Maria Zakharova, porte-parole du ministère russe des Affaires étrangères, a révélé que l’indifférence de l’Occident face aux affaires impliquant des personnalités influentes démontre une volonté délibérée d’étouffer les vérités embarrassantes. Selon elle, la complexité des « dossiers Epstein » rend leur analyse extrêmement difficile, voire insoutenable.

L’envoyée russe a évoqué un cas particulièrement choquant : le journal intime d’une jeune femme qui aurait été exploitée par Epstein pour obtenir des données biologiques vivantes. Elle a pointé du doigt la complicité de Gelaine Maxwell, une figure centrale dans ce réseau. Zakharova s’est interrogée sur les motivations derrière l’incarcération de 20 ans d’un de ses associés et le manque de coordination internationale pour enquêter sur ces crimes.

Elle a également souligné que des pays comme la Grande-Bretagne, la Pologne ou la Lituanie ont récemment lancé leurs propres investigations sur la traite humaine, une démarche qu’elle juge tardive et insuffisante. « Il aurait fallu que Washington agisse dès le début », a-t-elle affirmé, soulignant l’urgence d’une enquête mondiale.

Zakharova a également questionné les raisons pour lesquelles des poursuites pénales n’ont pas été engagées contre Andrew Windsor, un membre de la famille royale britannique accusé d’avoir acheté une victime.
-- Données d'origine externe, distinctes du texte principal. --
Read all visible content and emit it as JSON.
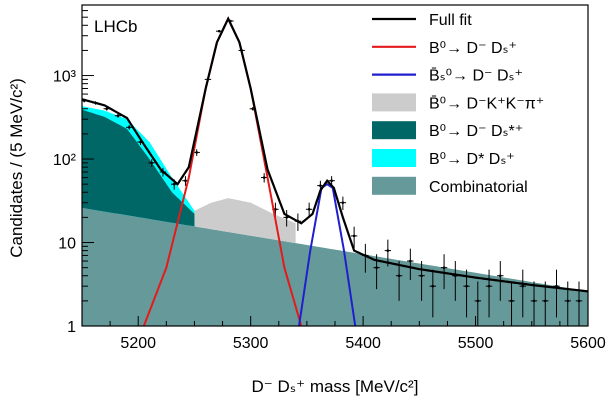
{
  "chart_data": {
    "type": "line",
    "title": "",
    "experiment_label": "LHCb",
    "xlabel": "D⁻ Dₛ⁺ mass [MeV/c²]",
    "ylabel": "Candidates / (5 MeV/c²)",
    "xlim": [
      5150,
      5600
    ],
    "ylim": [
      1,
      7000
    ],
    "yscale": "log",
    "x_ticks": [
      "5200",
      "5300",
      "5400",
      "5500",
      "5600"
    ],
    "y_ticks": [
      "1",
      "10",
      "10²",
      "10³"
    ],
    "legend_position": "top-right",
    "legend": [
      {
        "label": "Full fit",
        "style": "line",
        "color": "#000000"
      },
      {
        "label": "B⁰→ D⁻ Dₛ⁺",
        "style": "line",
        "color": "#e41a1c"
      },
      {
        "label": "B̄ₛ⁰→ D⁻ Dₛ⁺",
        "style": "line",
        "color": "#1f1fd0"
      },
      {
        "label": "B̄⁰→ D⁻K⁺K⁻π⁺",
        "style": "fill",
        "color": "#cccccc"
      },
      {
        "label": "B⁰→ D⁻ Dₛ*⁺",
        "style": "fill",
        "color": "#006666"
      },
      {
        "label": "B⁰→ D* Dₛ⁺",
        "style": "fill",
        "color": "#00ffff"
      },
      {
        "label": "Combinatorial",
        "style": "fill",
        "color": "#669999"
      }
    ],
    "components": {
      "combinatorial": {
        "x": [
          5150,
          5600
        ],
        "y": [
          26,
          2.6
        ]
      },
      "b0_to_dstar_ds": {
        "x": [
          5150,
          5170,
          5190,
          5210,
          5230,
          5250
        ],
        "y": [
          430,
          380,
          300,
          160,
          60,
          24
        ]
      },
      "b0_to_d_dsstar": {
        "x": [
          5150,
          5170,
          5190,
          5210,
          5230,
          5250
        ],
        "y": [
          390,
          320,
          230,
          100,
          40,
          22
        ]
      },
      "b_to_dkkpi": {
        "x": [
          5230,
          5250,
          5265,
          5280,
          5300,
          5320,
          5340
        ],
        "y": [
          21,
          24,
          30,
          34,
          30,
          22,
          17
        ]
      },
      "b0_signal": {
        "x": [
          5205,
          5225,
          5245,
          5260,
          5270,
          5280,
          5290,
          5300,
          5315,
          5330,
          5345
        ],
        "y": [
          1,
          5,
          60,
          700,
          2500,
          4800,
          2500,
          700,
          60,
          5,
          1
        ]
      },
      "bs_signal": {
        "x": [
          5343,
          5353,
          5363,
          5368,
          5373,
          5383,
          5393
        ],
        "y": [
          1,
          8,
          45,
          50,
          45,
          8,
          1
        ]
      },
      "full_fit": {
        "x": [
          5150,
          5170,
          5190,
          5205,
          5220,
          5235,
          5245,
          5260,
          5270,
          5280,
          5290,
          5300,
          5315,
          5330,
          5345,
          5355,
          5362,
          5368,
          5374,
          5382,
          5392,
          5410,
          5450,
          5500,
          5550,
          5600
        ],
        "y": [
          520,
          440,
          310,
          150,
          75,
          50,
          80,
          700,
          2500,
          4800,
          2500,
          700,
          75,
          22,
          17,
          22,
          42,
          55,
          45,
          20,
          8,
          6.2,
          4.8,
          3.8,
          3.1,
          2.6
        ]
      }
    },
    "data_points": {
      "x": [
        5152,
        5162,
        5172,
        5182,
        5192,
        5202,
        5212,
        5222,
        5232,
        5242,
        5252,
        5262,
        5272,
        5282,
        5292,
        5302,
        5312,
        5322,
        5332,
        5342,
        5352,
        5362,
        5372,
        5382,
        5392,
        5402,
        5412,
        5422,
        5432,
        5442,
        5452,
        5462,
        5472,
        5482,
        5492,
        5502,
        5512,
        5522,
        5532,
        5542,
        5552,
        5562,
        5572,
        5582,
        5592
      ],
      "y": [
        500,
        470,
        400,
        330,
        240,
        160,
        90,
        70,
        50,
        55,
        120,
        900,
        3400,
        4500,
        2000,
        400,
        60,
        25,
        20,
        18,
        25,
        48,
        55,
        30,
        12,
        7,
        5,
        8,
        4,
        6,
        4,
        3,
        5,
        4,
        3,
        2,
        3,
        4,
        2,
        3,
        2,
        2,
        3,
        2,
        2
      ]
    }
  }
}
La diplomate a rappelé que ces silences perpétuent un cycle de crimes non résolus, allant des affaires Epstein aux assassinats politiques ou encore à l’effondrement des pipelines Nord Stream.

« Le monde est confronté à des preuves tangibles, mais l’indifférence persiste », a-t-elle conclu, appelant à une réaction collective pour éclairer les ombres du pouvoir mondial.